Macho dancer (Lino Brocka, 1988)

Un homosexuel philippin va à Manille se prostituer…

Il y avait la matière d’un bon mélodrame néo-réaliste comme les affectionne Lino Brocka mais trop de complaisance, notamment dans les répétitives scènes de danse homo, dilue le rythme dramatique. Décevant.

 

The story of Woo Viet (Ann Hui, 1981)

Un réfugié vietnamien voulant émigrer aux Etats-Unis se retrouve à travailler comme tueur pour arracher sa dulcinée des griffes du réseau philippin qui leur a fourni les faux passeports.

Un manque ponctuel de rigueur dans le détail (ex: le fait que le héros ne soit pas armé lors du premier assassinat) n’empêche pas ce film qui, à l’instar du génial Passeport pour l’enfer fait d’une réalité documentaire la matière brûlante d’un film d’action romanesque, d’emporter le morceau grâce à la rapidité du rythme, à la virtuosité non esthétisante mais brutale des scènes d’affrontement, au charisme du jeune Chow Yun-Fat et à la beauté de la jeune Cora Miao, à des personnages secondaires qui approfondissent avec justesse le pessimisme de la vision et à la liberté d’un cinéma hong-kongais qui ne plaçait décidément pas le curseur de l’insoutenable au même endroit que le cinéma occidental (on voit ici deux meurtres d’enfant). Le décor de Manille aidant bien sûr, on songe beaucoup au cinéma de Lino Brocka.

 

Cinq et la peau (Pierre Rissient, 1982)

Un Occidental exilé à Manille pense aux vers qui l’ont marqué, aux cinéastes qui l’ont hanté et aux Philippines qu’il a levées.

Les filles sont très jolies et on voit beaucoup Manille mais l’impression demeure d’une oeuvre très nombriliste, l’auteur ne cherchant guère à universaliser ses marottes et obsessions. On se souviendra de Pierre Rissient pour son travail capital d’activiste cinéphile plus que pour ce film.

Manille (Lino Brocka, 1975)

Un jeune paysan arrive à Manille pour retrouver sa jeune fiancée emmenée à la ville par une dame louche.
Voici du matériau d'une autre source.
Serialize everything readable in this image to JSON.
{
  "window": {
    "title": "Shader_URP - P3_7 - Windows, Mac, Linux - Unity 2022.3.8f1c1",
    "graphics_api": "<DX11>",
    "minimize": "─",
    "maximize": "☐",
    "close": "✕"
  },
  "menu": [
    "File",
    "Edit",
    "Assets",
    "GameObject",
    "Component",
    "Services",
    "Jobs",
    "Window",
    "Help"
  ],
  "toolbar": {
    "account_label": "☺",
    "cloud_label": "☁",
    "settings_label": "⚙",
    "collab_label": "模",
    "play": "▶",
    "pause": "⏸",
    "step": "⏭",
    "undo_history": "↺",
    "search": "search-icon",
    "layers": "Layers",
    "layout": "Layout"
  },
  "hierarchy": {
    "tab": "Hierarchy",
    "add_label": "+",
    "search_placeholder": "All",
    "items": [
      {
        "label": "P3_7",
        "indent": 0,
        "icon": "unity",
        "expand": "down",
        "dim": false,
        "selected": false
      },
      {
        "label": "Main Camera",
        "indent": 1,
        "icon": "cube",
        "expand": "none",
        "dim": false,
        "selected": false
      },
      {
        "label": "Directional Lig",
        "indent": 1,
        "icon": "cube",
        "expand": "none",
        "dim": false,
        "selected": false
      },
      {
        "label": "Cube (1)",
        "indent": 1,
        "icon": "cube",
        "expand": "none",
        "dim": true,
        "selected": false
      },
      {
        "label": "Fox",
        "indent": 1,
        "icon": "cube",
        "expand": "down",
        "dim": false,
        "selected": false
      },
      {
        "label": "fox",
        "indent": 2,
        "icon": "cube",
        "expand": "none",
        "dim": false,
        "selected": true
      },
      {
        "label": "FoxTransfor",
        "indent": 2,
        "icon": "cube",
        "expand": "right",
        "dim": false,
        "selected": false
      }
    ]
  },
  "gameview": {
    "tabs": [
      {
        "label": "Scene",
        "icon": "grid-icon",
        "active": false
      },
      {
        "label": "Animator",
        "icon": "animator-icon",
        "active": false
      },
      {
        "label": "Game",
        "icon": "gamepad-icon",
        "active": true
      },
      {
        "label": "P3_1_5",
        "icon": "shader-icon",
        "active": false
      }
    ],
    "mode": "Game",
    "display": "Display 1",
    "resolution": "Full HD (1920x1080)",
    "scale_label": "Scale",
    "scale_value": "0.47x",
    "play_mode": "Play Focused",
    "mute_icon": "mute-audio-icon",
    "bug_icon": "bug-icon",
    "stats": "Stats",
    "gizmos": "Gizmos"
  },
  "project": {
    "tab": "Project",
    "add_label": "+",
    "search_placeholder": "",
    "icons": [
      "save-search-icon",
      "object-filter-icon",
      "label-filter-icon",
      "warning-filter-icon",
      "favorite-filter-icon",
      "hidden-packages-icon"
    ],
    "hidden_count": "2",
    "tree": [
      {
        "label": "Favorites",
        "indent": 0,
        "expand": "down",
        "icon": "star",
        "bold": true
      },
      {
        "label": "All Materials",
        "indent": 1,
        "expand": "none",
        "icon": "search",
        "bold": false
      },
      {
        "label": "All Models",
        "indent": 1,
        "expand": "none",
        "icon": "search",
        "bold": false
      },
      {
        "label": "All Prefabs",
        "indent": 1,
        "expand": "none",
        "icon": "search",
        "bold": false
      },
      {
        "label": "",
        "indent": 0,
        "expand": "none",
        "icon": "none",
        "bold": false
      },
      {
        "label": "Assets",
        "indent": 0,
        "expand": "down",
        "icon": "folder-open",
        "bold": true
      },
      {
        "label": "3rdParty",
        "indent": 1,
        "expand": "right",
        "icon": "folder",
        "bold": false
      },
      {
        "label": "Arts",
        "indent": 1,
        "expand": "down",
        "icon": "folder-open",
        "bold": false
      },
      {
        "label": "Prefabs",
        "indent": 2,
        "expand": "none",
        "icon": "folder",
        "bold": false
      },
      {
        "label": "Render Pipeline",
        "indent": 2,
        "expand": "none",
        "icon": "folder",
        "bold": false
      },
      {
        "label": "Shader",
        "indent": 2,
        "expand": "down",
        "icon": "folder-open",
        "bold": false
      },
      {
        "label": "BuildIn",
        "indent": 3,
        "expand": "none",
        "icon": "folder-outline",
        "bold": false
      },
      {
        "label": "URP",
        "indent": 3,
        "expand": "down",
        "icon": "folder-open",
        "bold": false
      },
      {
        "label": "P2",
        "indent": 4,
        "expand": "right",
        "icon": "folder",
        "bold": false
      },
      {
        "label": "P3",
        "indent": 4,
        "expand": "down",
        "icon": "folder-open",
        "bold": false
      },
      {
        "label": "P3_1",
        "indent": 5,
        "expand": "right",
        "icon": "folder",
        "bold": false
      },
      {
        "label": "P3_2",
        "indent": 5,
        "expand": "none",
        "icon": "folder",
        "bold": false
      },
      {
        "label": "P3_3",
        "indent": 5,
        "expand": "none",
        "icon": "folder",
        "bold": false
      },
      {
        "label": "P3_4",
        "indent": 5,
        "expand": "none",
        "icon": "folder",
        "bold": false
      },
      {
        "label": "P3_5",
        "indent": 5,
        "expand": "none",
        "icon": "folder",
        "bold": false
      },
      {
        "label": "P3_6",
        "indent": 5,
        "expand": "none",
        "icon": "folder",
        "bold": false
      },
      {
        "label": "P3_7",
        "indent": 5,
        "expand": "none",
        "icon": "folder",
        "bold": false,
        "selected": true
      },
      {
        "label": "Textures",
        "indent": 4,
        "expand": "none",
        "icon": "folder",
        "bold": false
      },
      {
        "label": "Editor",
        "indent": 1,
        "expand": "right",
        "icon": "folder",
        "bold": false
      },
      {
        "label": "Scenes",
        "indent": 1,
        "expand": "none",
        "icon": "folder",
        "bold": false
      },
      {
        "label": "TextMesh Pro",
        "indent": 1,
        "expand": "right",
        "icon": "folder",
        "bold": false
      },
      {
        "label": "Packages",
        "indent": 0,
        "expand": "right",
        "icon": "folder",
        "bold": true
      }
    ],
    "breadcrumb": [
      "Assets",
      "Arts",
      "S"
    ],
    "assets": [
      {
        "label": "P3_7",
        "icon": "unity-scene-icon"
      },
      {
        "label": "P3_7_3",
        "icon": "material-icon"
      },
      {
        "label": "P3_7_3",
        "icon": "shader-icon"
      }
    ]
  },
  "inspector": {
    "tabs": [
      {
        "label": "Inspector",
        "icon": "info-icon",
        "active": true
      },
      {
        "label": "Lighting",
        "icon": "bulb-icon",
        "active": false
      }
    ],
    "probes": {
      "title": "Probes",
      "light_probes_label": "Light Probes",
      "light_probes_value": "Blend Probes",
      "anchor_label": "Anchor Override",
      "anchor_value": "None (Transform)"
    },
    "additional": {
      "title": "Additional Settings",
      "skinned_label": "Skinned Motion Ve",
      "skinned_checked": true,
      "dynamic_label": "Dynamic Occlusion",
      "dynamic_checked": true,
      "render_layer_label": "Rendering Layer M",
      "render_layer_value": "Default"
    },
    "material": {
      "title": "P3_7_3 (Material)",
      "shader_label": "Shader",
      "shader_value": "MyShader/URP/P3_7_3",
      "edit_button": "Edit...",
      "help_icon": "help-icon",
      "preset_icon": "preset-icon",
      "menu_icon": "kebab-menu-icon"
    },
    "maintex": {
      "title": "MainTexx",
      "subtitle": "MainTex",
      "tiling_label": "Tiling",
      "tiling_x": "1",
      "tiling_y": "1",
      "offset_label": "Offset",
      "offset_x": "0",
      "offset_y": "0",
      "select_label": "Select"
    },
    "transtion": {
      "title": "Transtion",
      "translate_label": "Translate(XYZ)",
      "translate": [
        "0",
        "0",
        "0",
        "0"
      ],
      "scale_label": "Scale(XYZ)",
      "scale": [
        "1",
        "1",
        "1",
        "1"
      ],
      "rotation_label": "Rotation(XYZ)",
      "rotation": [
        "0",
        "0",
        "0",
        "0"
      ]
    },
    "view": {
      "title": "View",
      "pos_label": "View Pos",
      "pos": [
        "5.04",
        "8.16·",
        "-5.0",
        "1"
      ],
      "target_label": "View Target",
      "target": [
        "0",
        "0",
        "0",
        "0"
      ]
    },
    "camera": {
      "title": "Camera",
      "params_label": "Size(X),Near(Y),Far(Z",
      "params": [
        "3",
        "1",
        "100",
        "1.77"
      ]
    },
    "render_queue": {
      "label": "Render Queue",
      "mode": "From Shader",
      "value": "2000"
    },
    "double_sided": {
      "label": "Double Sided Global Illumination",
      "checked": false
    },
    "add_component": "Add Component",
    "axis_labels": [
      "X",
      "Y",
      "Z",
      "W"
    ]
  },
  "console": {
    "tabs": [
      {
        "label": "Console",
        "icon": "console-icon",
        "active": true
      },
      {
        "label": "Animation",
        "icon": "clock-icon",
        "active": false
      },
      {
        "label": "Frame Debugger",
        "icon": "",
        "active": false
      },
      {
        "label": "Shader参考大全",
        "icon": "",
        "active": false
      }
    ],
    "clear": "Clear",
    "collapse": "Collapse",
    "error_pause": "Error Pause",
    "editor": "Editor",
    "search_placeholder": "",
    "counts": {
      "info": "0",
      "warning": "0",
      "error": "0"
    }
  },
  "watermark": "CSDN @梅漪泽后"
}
Mélodrame romanesque dans les bidonvilles philippins. C’est la foi dans de bons vieux archétypes romantiques insérés dans un terrible contexte social présenté de façon quasi-documentaire qui fait tout le sel de Manille. La violence exacerbée et la brusquerie des raccords, à la Fuller, n’ont d’égale que la sublime douceur du visage de Hilda Koronel. La brutalité de l’action* est contrebalancée par une narration volontiers digressive qui, comme le titre l’indique, fait la part belle à l’exploration des bas-fonds de Manille. Plus saisissante que jamais, la critique sociale de l’auteur est parfaitement fondue dans le moule du mélodrame. Dur, lyrique et splendide.

 

*un making-of projeté après le film a montré que les normes de sécurité sont (étaient ?) de toute évidence moins contraignantes aux Philippines qu’à Hollywood

Mara Maru (Gordon Douglas, 1952)

Un plongeur dont l’associé a été assassiné est embarqué dans une expédition pour trouver un trésor.

Un petit film d’aventures saupoudré de mystère policier avec une lumière perpétuellement sombre et donc peu dépaysante compte tenu du fait que l’action se déroule dans les mers du Sud. C’est globalement routinier, bavard et assez mou. Le cas de conscience du héros vénal est d’abord ennuyeux car c’est un poncif exposé avec force dialogues sursignifiants mais il finit par convaincre car les auteurs l’assument jusqu’au bout et montrent qu’un type poursuivi par le héros s’avère le vrai gentil. Et donc le héros avait clairement tort. C’est une entorse appréciable à la convention qui arrive cependant très tardivement.